A camel hair coat is iconic. It's one of those investment pieces that spans generations, lifestyles and geographies. While originally popularized in Great Britain, it became quintessentially American as the United States entered an era of unprecedented prosperity post WWII. The famous and fashionable still sport camel hair coats that harken back to that classic era. However, most people don’t know that the origin of camel hair fabric actually goes back much further.
Camel hair cloth is mentioned in the Bible (Matthew 3:4) and it has been used for clothing, carpets and tents for thousands of years. It was valued for its high thermostatic properties that provide insulation in the cold and heat protection in extremely hot environments such as the desert. A very resilient and durable fiber, camel hair can last a life-time, with little pillage or loss of shape and even becomes softer with age and use.

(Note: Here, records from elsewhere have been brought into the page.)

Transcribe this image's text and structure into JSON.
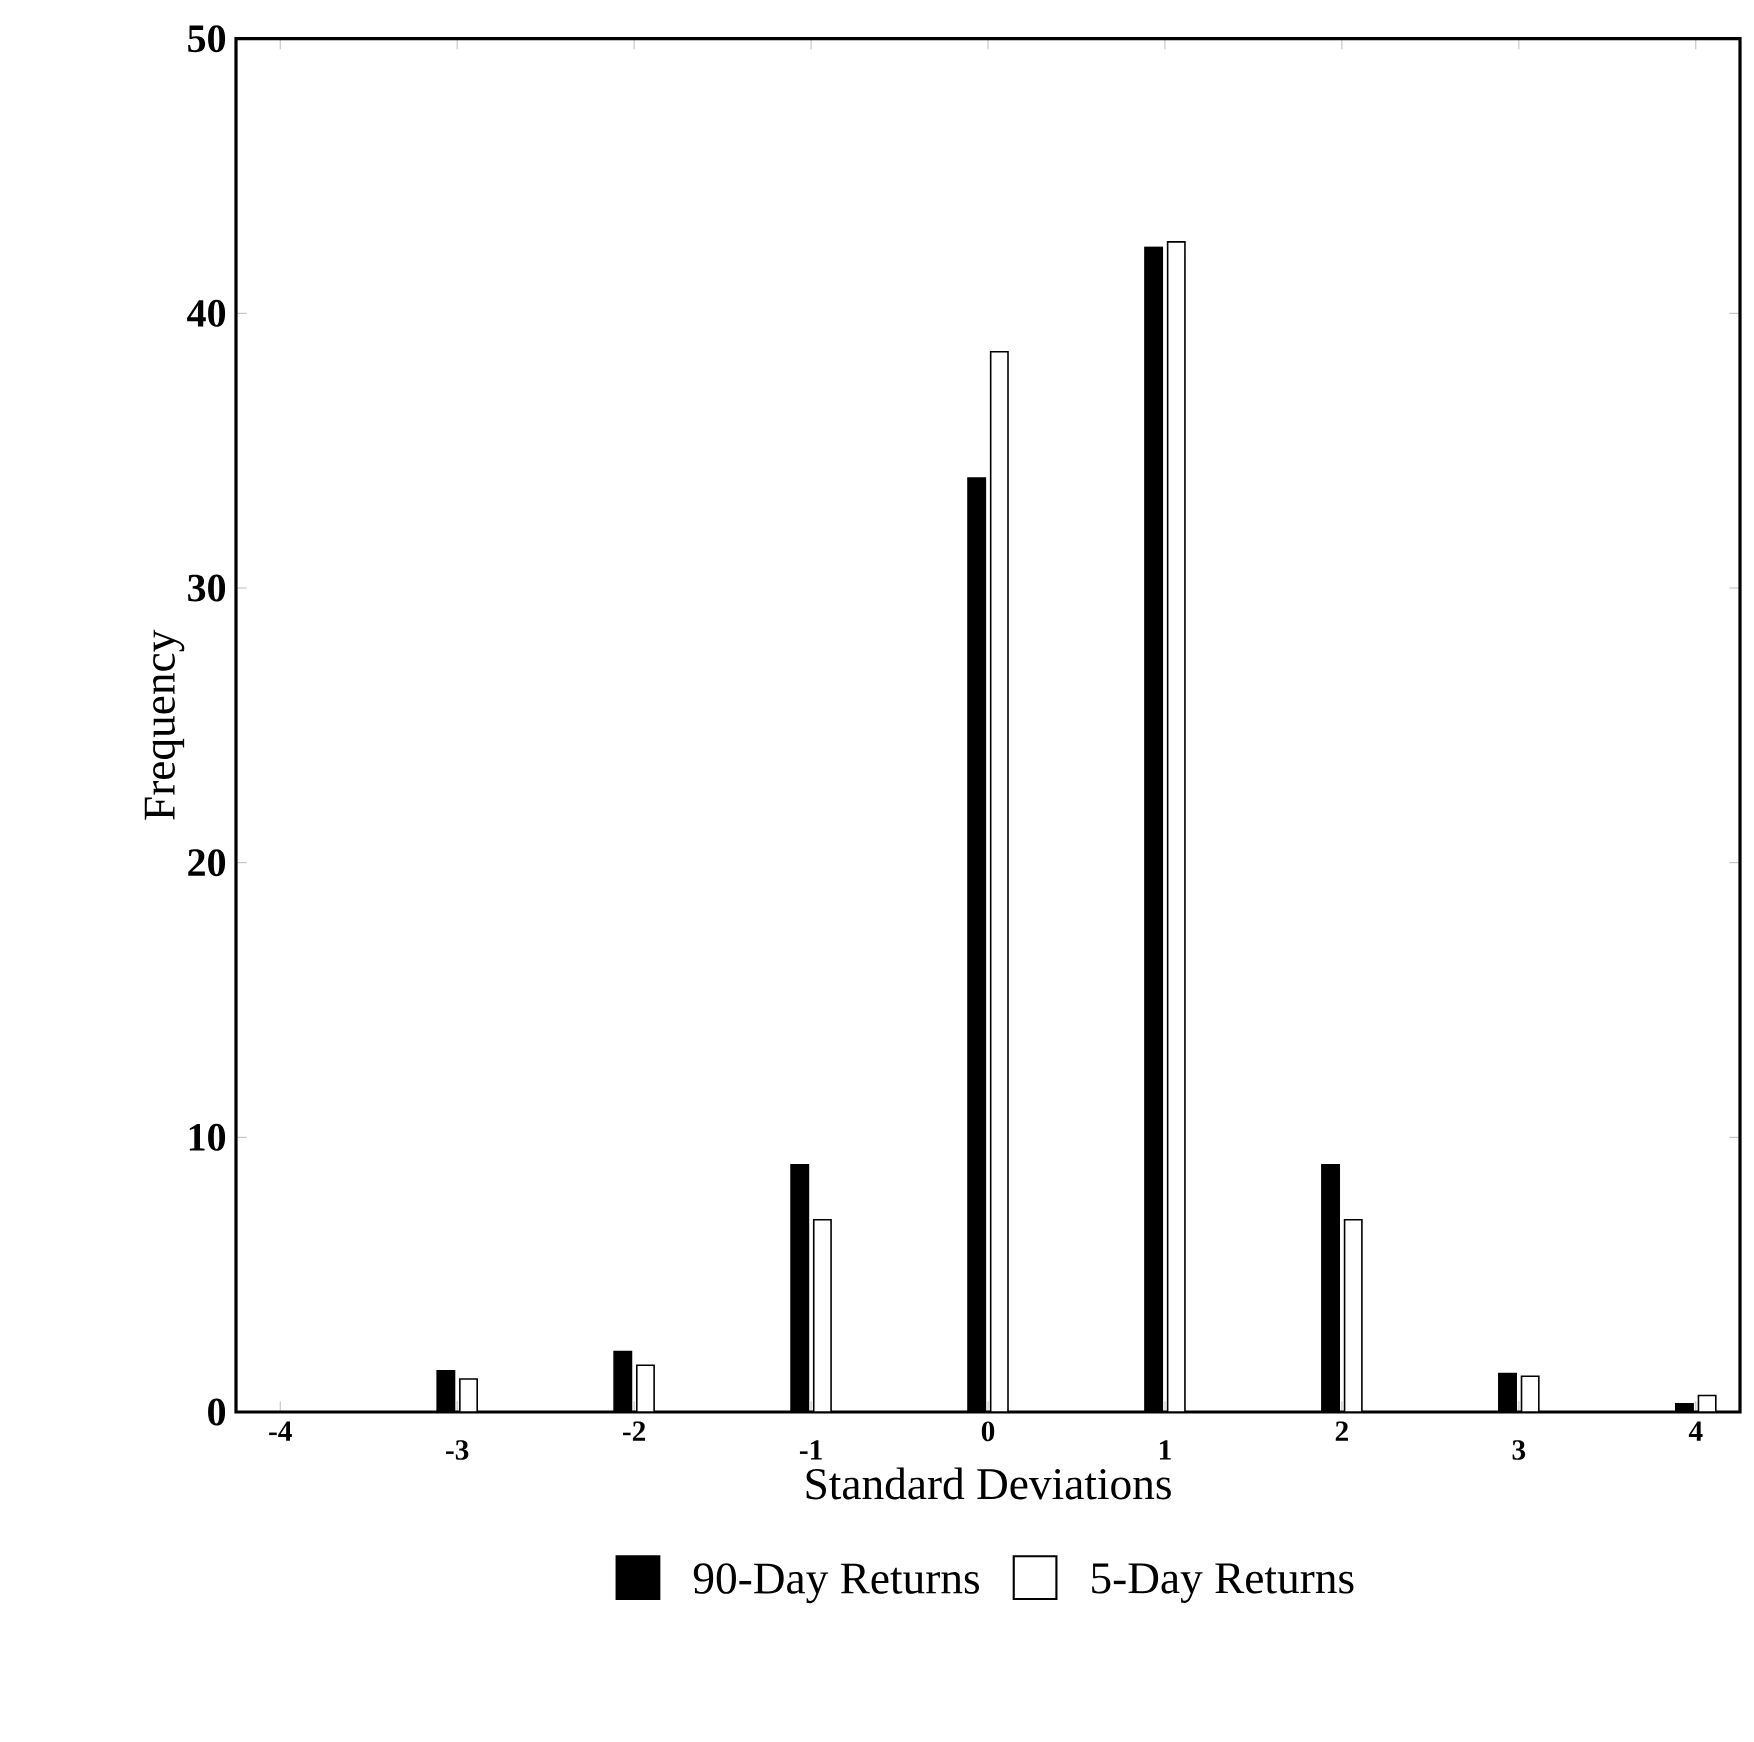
{
  "chart_data": {
    "type": "bar",
    "xlabel": "Standard Deviations",
    "ylabel": "Frequency",
    "categories": [
      "-4",
      "-3",
      "-2",
      "-1",
      "0",
      "1",
      "2",
      "3",
      "4"
    ],
    "series": [
      {
        "name": "90-Day Returns",
        "color": "#000000",
        "values": [
          0,
          1.5,
          2.2,
          9,
          34,
          42.4,
          9,
          1.4,
          0.3
        ]
      },
      {
        "name": "5-Day Returns",
        "color": "#ffffff",
        "values": [
          0,
          1.2,
          1.7,
          7,
          38.6,
          42.6,
          7,
          1.3,
          0.6
        ]
      }
    ],
    "ylim": [
      0,
      50
    ],
    "yticks": [
      0,
      10,
      20,
      30,
      40,
      50
    ],
    "grid": false,
    "legend": "bottom"
  }
}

The raw fiber is collected by hand from the two-humped Bactrian camel which is found across Asia. While the outer protective fur (known as guard hair) is course and inflexible, the camel’s pure undercoat is very soft and can be gathered when camels molt during the spring. Because the camels' humps help them regulate their temperature they are left unshorn for humane reasons. Fallen hair is normally gathered by hand though it may be collected by shearing or combing as well. After collection, the fine hairs are separated and washed to remove debris and dirt so they may be spun into yarn suitable for weaving. Most camel hair is blended into a recognizable golden tan though the hair can be dyed to other colors as well. The resultant cloth is luxuriously soft and usually finished with a high nap and loft.

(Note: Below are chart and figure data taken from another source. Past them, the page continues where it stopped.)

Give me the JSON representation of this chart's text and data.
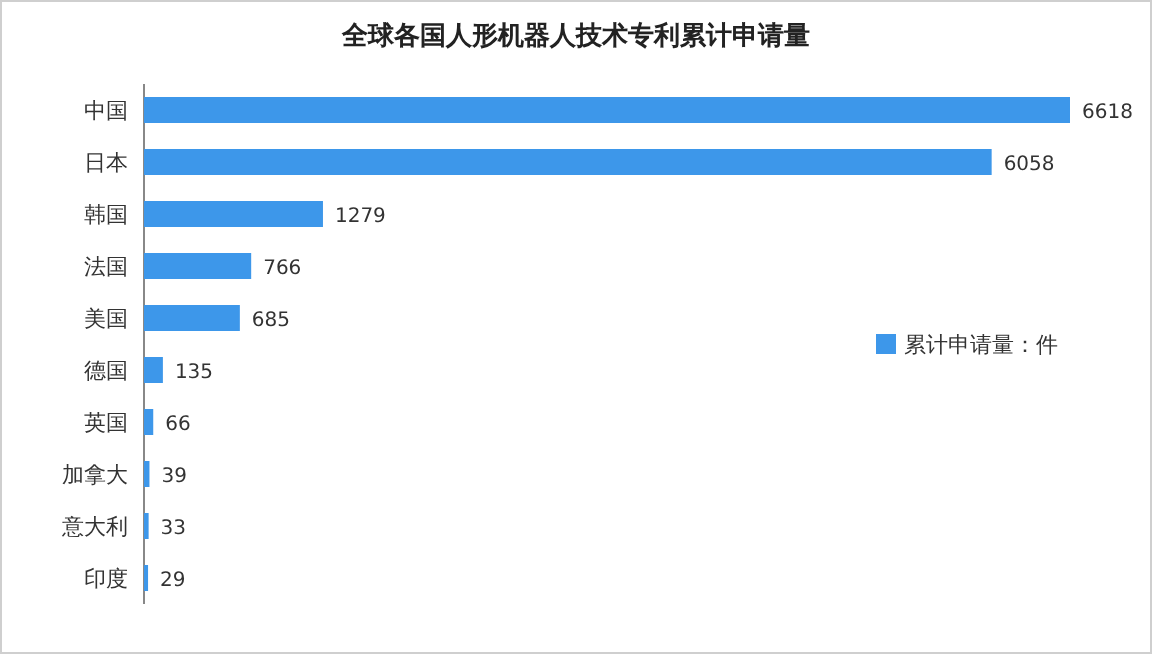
{
  "chart_data": {
    "type": "bar",
    "orientation": "horizontal",
    "title": "全球各国人形机器人技术专利累计申请量",
    "categories": [
      "中国",
      "日本",
      "韩国",
      "法国",
      "美国",
      "德国",
      "英国",
      "加拿大",
      "意大利",
      "印度"
    ],
    "series": [
      {
        "name": "累计申请量：件",
        "color": "#3d97ea",
        "values": [
          6618,
          6058,
          1279,
          766,
          685,
          135,
          66,
          39,
          33,
          29
        ]
      }
    ],
    "data_labels": true,
    "legend": "right",
    "tick_labels": "y"
  }
}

The Western world began using camel hair in garments in the 17th century and started mixing it with wool in the 19th century at the height of the British Empire. The British fashion brand, Jaeger, popularized camel hair for coats and suits. The trend reached the U.S. in the 1920s and 1930s through the sport of Polo where a casual camel coat was worn by players in between matches. A select few American textile mills began producing the fabric, and Warren Mills (now headquarters of American Woolen Company) was the premier maker.

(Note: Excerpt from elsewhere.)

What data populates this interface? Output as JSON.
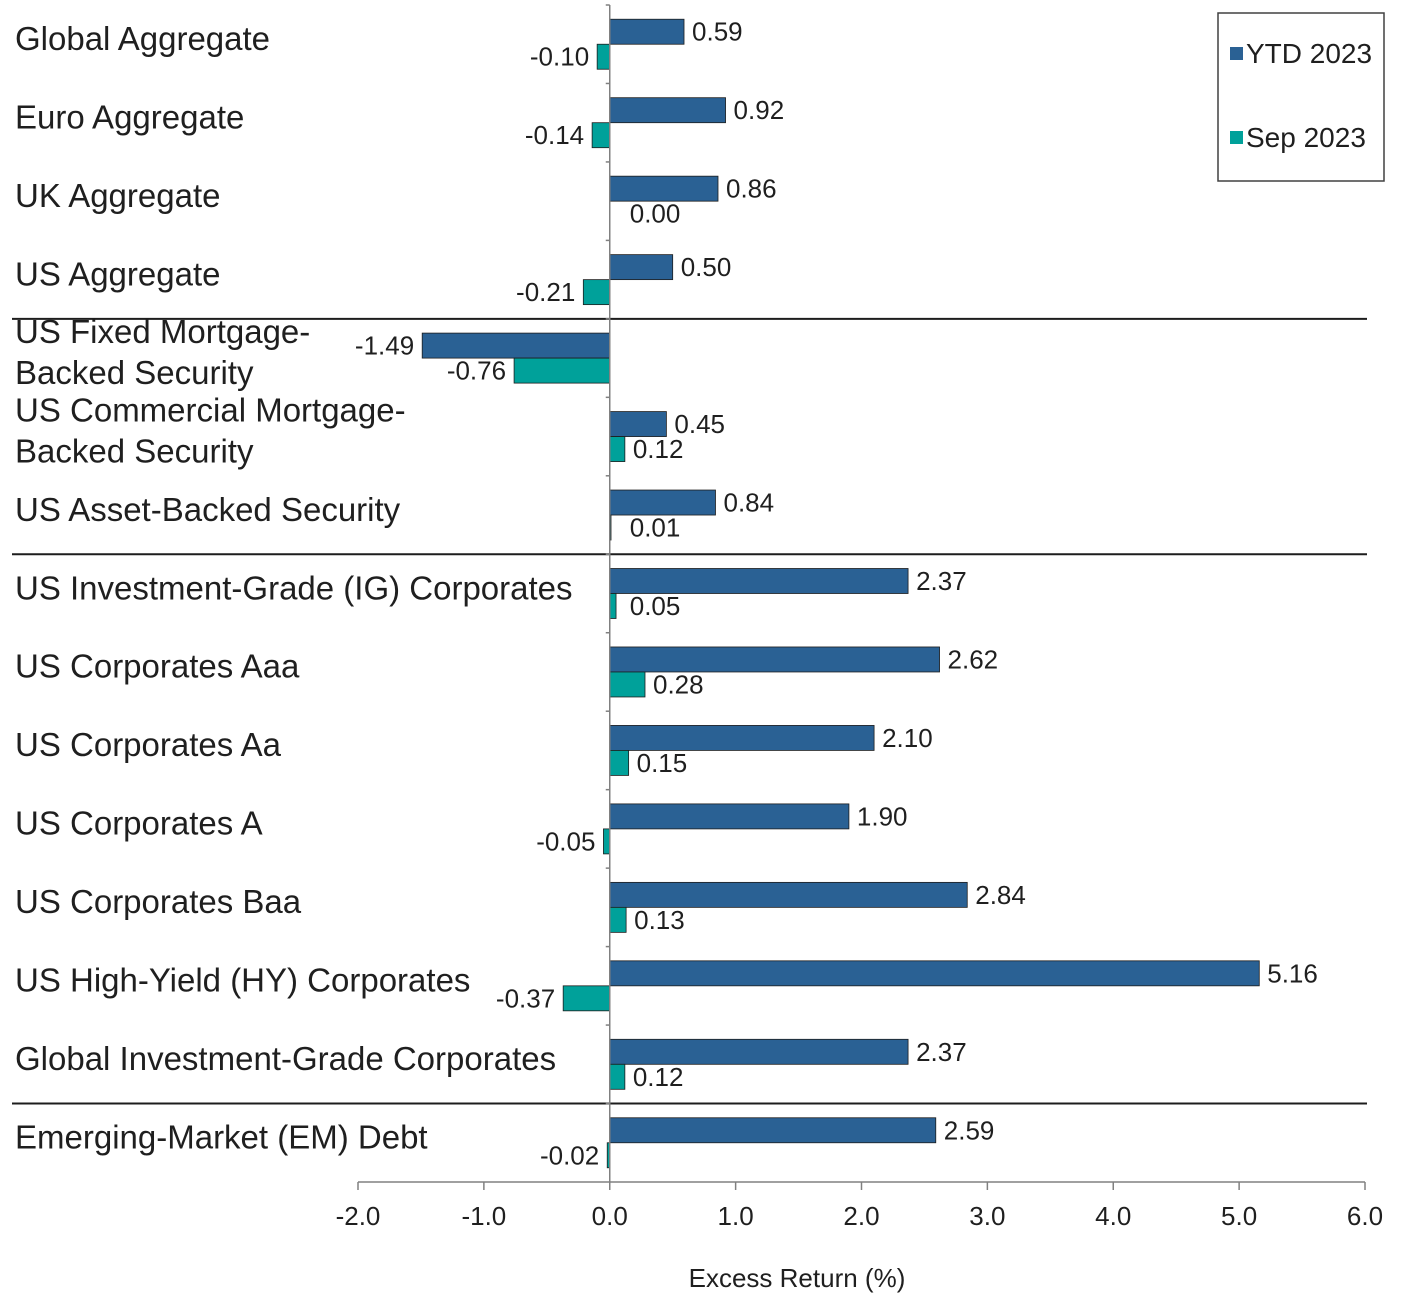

Camel Hair at Warren Mills
Warren Mills has been in operation in Stafford Springs, Connecticut since 1853, and it is one of the oldest continuously running textile mills in the United States. Beginning in the 1930s, the Mill gained wide acclaim for its production of high quality wool, mohair, alpaca, cashmere and camel hair fabrics. This focus on fine noble fibers enabled Warren Mills to prosper as most New England woolen mills shutdown due to tough economic conditions. Acclaimed Italian textile company, Loro Piana, purchased Warren Mills in 1988. They made a considerable investment in upgrading the equipment and facilities so that the mill could continue to produce world-class natural fiber fabrics in the United States. During the 1990s and early 2000s, Warren Mills was a “best kept secret” in the fashion industry and known to insiders as the only high end resource for noble fiber fabrics in the United States.
When American Woolen Company purchased the assets of Warren Mills in June 2014, we restarted the production of camel hair and cashmere fabrics in large part due to the collective skills and knowledge of the Warren Mills workforce. We can’t imagine any other circumstance in which an American textile company could be producing these world-class fabrics in a little corner of northeastern Connecticut.